The federal government has announced it will change the Fair Work Act to protect truck drivers from spikes in fuel prices due to the war in the Middle East. Under the amendment, truck drivers and road support businesses will be able to make an emergency application for a contract chain order, replacing the current wait time of at least six months.
The shift reflects an urgent reality: Australia imports roughly 90 per cent of its liquid fuel, making it vulnerable to disruptions in global oil markets and shipping routes. When geopolitical tensions spike—as they have in recent weeks with escalating Middle East conflict—the impact flows rapidly to Australian trucking operators who have little contractual protection against sudden fuel surges. The amendment attempts to redress a structural imbalance: without emergency powers, these workers and small businesses absorb fuel cost increases while retailers and manufacturers at the end of the supply chain remain insulated.
Under the Fair Work Act, a contract chain order allows the Fair Work Commission to demand retailers, mining companies, manufacturers and other transport clients to offer fair pay and conditions for contractors like truck drivers. Previously, the Fair Work Commission required a minimum six-month consultation period before issuing such orders. That timeline becomes catastrophic when fuel prices move weekly, not annually. By removing that threshold, the amendment would help truckies and transport operators to share the burden of fuel prices with the supply chain and not have to unfairly bear the brunt, according to Employment and Workplace Relations Minister Amanda Rishworth.
The pressure for emergency action came not from government alone. This follows calls from the Transport Workers Union (TWU), Australian Road Transport Industrial Organisation (ARTIO), and the Australian Trucking Association (ATA), to amend emergency powers to deal with surging fuel prices. Industry groups had warned that the standard timeline made the existing machinery effectively unusable during crisis conditions.

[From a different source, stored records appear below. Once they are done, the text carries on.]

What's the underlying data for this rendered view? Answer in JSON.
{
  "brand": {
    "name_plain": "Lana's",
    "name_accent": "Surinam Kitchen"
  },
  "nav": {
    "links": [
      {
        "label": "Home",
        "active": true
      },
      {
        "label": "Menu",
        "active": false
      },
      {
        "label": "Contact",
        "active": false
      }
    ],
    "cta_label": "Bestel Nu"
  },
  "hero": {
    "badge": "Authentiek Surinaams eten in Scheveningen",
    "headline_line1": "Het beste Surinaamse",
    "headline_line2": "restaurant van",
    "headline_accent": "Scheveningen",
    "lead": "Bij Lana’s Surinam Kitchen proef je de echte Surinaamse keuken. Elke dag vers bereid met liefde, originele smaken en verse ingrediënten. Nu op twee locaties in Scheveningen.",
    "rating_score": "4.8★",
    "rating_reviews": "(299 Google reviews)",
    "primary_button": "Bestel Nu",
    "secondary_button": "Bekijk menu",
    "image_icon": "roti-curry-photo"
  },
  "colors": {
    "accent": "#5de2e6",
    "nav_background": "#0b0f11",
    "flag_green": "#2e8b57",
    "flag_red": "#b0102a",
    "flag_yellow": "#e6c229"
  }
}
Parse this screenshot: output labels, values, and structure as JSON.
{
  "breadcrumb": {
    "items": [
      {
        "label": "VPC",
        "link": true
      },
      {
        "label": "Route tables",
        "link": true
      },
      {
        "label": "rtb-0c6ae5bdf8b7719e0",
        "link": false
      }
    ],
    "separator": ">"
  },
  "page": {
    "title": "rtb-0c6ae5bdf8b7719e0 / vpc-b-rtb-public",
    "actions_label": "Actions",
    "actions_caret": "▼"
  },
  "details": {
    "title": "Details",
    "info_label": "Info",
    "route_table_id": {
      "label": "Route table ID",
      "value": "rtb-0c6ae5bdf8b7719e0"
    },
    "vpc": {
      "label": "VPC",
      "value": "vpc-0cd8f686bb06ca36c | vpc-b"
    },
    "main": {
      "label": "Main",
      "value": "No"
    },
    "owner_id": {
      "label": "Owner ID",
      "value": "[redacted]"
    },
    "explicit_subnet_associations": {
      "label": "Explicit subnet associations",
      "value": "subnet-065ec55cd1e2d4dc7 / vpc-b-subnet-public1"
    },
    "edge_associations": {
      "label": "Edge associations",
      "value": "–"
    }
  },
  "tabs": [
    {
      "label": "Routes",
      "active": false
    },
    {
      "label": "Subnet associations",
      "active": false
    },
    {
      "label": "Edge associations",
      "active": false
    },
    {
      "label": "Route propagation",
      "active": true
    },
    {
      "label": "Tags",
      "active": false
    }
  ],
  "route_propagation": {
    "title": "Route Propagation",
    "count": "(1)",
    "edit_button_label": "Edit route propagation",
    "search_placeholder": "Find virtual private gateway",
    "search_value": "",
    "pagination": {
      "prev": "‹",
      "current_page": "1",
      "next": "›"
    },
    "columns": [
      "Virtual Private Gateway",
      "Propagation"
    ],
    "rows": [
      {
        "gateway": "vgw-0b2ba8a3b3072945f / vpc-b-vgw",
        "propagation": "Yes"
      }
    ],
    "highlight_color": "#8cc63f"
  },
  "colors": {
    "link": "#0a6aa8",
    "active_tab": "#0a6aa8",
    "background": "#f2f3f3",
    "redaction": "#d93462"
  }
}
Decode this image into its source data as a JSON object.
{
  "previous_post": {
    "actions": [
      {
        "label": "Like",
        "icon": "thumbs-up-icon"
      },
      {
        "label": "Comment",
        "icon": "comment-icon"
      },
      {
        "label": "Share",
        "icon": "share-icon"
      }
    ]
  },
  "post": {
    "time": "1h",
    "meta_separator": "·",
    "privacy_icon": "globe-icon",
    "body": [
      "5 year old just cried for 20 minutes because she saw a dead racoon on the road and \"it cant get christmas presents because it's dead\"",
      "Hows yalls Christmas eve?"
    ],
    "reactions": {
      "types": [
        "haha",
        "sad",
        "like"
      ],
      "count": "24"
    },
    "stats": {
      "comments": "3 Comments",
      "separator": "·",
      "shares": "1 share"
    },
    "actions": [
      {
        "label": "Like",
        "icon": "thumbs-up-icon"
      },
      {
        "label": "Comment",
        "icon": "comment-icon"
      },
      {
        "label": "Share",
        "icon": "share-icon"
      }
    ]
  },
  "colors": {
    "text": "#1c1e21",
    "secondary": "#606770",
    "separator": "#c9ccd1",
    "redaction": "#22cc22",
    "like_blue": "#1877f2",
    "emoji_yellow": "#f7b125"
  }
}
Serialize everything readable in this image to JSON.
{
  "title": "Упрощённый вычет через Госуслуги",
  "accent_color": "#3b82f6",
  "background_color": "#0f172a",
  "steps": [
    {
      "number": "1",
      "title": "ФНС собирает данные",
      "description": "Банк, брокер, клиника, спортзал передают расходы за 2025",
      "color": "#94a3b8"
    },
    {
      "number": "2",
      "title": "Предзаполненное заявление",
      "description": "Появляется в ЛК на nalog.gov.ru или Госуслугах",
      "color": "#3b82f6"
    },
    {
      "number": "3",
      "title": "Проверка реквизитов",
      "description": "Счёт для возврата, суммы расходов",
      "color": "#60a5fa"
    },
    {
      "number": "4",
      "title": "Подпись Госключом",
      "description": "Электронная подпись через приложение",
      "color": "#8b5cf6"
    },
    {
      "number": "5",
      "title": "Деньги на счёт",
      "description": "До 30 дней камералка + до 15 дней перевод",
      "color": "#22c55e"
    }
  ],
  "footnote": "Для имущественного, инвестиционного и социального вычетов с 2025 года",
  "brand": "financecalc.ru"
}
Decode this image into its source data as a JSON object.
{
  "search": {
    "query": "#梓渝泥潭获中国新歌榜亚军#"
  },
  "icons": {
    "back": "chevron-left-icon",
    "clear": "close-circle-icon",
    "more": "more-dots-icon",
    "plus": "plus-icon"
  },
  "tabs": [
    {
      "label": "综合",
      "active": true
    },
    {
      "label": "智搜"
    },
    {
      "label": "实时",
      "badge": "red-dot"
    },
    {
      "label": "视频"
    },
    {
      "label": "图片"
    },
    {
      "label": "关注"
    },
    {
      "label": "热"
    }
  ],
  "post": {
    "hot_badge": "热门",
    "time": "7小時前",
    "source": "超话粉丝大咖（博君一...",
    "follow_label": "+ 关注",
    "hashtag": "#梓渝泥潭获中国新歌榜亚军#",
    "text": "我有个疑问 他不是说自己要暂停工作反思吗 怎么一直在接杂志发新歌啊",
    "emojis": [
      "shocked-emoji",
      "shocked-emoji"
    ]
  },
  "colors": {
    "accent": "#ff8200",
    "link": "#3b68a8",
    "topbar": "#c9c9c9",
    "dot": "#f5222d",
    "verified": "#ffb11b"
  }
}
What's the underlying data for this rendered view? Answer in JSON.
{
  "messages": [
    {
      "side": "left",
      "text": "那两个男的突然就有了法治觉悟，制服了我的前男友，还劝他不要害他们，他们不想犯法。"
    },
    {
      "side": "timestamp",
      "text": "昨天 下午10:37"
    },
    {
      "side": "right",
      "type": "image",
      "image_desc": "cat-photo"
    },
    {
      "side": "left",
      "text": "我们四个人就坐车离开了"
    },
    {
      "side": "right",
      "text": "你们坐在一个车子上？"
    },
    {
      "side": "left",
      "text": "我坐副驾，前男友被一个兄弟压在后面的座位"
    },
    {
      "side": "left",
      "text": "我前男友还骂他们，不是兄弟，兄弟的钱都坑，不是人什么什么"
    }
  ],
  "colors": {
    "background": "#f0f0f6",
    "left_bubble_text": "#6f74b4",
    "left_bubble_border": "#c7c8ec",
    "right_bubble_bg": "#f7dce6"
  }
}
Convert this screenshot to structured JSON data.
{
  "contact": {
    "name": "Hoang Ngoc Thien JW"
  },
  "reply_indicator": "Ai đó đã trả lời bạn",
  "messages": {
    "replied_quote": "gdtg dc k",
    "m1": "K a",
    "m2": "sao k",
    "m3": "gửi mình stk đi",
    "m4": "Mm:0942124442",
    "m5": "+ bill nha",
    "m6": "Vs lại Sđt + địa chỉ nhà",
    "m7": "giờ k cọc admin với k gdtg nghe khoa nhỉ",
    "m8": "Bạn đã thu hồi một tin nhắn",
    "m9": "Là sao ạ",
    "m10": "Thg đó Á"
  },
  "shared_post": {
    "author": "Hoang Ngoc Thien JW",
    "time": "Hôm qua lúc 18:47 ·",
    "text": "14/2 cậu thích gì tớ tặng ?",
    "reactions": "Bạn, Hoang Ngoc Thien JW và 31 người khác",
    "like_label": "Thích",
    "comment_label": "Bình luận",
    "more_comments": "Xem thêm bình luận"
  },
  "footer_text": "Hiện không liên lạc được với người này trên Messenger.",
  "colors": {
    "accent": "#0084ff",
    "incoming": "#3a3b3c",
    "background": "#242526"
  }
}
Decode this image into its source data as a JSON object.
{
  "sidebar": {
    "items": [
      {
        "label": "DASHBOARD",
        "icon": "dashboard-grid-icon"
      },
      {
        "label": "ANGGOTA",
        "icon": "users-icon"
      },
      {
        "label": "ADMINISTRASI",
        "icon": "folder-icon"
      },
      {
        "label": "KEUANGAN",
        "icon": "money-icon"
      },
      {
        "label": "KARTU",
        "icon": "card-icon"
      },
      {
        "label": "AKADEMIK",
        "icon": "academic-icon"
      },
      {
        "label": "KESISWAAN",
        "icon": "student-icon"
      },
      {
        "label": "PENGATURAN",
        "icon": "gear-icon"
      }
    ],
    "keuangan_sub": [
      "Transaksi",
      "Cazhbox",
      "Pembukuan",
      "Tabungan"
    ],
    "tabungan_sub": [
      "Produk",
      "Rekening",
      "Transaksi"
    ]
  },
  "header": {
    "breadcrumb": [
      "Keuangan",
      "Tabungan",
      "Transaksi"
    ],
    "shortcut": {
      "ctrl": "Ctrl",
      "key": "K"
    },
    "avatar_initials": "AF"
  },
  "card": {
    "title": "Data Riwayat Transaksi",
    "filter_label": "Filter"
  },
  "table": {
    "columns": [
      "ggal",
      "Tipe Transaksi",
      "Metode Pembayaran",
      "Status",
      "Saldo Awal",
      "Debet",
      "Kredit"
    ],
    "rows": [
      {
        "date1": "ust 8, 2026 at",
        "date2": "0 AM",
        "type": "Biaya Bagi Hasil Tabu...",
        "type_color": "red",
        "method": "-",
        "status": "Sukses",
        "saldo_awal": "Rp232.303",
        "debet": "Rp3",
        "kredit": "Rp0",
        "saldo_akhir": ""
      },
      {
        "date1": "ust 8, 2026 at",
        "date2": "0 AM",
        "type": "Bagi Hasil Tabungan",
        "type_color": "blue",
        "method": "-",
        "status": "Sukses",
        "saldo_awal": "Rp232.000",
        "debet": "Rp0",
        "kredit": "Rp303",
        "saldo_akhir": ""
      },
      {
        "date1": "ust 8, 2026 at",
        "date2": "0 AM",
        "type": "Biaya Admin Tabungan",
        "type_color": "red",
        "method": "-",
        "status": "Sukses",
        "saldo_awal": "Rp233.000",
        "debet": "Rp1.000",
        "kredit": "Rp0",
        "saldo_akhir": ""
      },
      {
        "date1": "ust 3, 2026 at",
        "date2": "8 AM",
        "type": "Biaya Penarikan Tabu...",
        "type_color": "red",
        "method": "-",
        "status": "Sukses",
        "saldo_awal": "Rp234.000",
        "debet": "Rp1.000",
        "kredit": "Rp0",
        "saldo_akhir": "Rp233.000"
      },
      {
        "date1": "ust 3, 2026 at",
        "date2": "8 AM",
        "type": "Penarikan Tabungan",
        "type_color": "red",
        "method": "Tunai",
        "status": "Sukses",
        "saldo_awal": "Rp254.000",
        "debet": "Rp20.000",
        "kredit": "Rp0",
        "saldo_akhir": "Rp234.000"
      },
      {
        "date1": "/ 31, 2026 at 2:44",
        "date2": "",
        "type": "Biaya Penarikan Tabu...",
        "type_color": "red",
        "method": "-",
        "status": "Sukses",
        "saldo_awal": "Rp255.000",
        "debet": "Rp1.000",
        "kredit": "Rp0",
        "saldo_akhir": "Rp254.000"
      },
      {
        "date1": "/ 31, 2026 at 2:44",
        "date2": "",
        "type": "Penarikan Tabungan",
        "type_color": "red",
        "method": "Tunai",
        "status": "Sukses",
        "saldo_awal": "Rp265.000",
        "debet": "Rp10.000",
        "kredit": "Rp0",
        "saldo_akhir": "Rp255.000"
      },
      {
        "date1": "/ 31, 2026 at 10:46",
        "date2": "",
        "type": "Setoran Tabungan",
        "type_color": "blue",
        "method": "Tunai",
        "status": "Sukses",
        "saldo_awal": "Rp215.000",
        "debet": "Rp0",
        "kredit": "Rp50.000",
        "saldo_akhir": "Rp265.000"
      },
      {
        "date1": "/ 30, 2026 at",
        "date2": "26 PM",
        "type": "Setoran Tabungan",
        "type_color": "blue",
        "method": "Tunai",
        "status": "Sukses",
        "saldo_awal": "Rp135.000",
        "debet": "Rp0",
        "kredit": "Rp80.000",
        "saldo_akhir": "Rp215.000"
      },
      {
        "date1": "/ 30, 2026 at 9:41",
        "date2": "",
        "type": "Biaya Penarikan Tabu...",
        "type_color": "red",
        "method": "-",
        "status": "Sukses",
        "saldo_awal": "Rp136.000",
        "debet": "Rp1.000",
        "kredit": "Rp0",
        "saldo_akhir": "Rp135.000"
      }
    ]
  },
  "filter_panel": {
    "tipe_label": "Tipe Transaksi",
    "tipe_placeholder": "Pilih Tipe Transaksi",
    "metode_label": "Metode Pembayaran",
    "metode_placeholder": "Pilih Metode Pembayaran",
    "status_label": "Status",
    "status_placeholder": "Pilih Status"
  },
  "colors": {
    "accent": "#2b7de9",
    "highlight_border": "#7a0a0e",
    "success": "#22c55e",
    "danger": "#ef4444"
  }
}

The Middle East dimension is more than rhetorical. Shipping in the crucial Strait of Hormuz, the only sea passage from the oil-rich Persian Gulf to the open ocean, has come to a virtual standstill, sparking a global oil price rise of about 10%. For Australia specifically, the consequences are acute. Oil prices have jumped as conflict in the Middle East has raised fears about disrupted shipping routes. Over the past six months, oil has mostly been around the mid US$60s, but has now spiked above US$100 a barrel. Some petrol stations across Australia have already run out of stock, and fuel rationing measures have become necessary in several states.
What Western commentary often misses is that supply chain pressures ripple asymmetrically through an economy. Most groceries spend time on a truck at some point. When diesel becomes more expensive, freight and distribution costs rise. But those costs do not distribute fairly across the supply chain without deliberate intervention. Truck drivers and small transport operators, caught between rising input costs and fixed-rate contracts, face insolvency while their clients face only margin pressure.
The amendment addresses a real governance gap, though questions remain about its practical scope. The Fair Work Commission still must adjudicate individual applications based on evidence and competing claims. Speed matters less if the evidentiary burden remains heavy. Still, for an industry that has been absorbing cost shocks that others can simply pass downstream, even the possibility of expedited relief represents a structural shift. It acknowledges that when global forces beyond individual negotiating power force price volatility, fairness requires that burden-sharing mechanisms exist and function quickly enough to matter.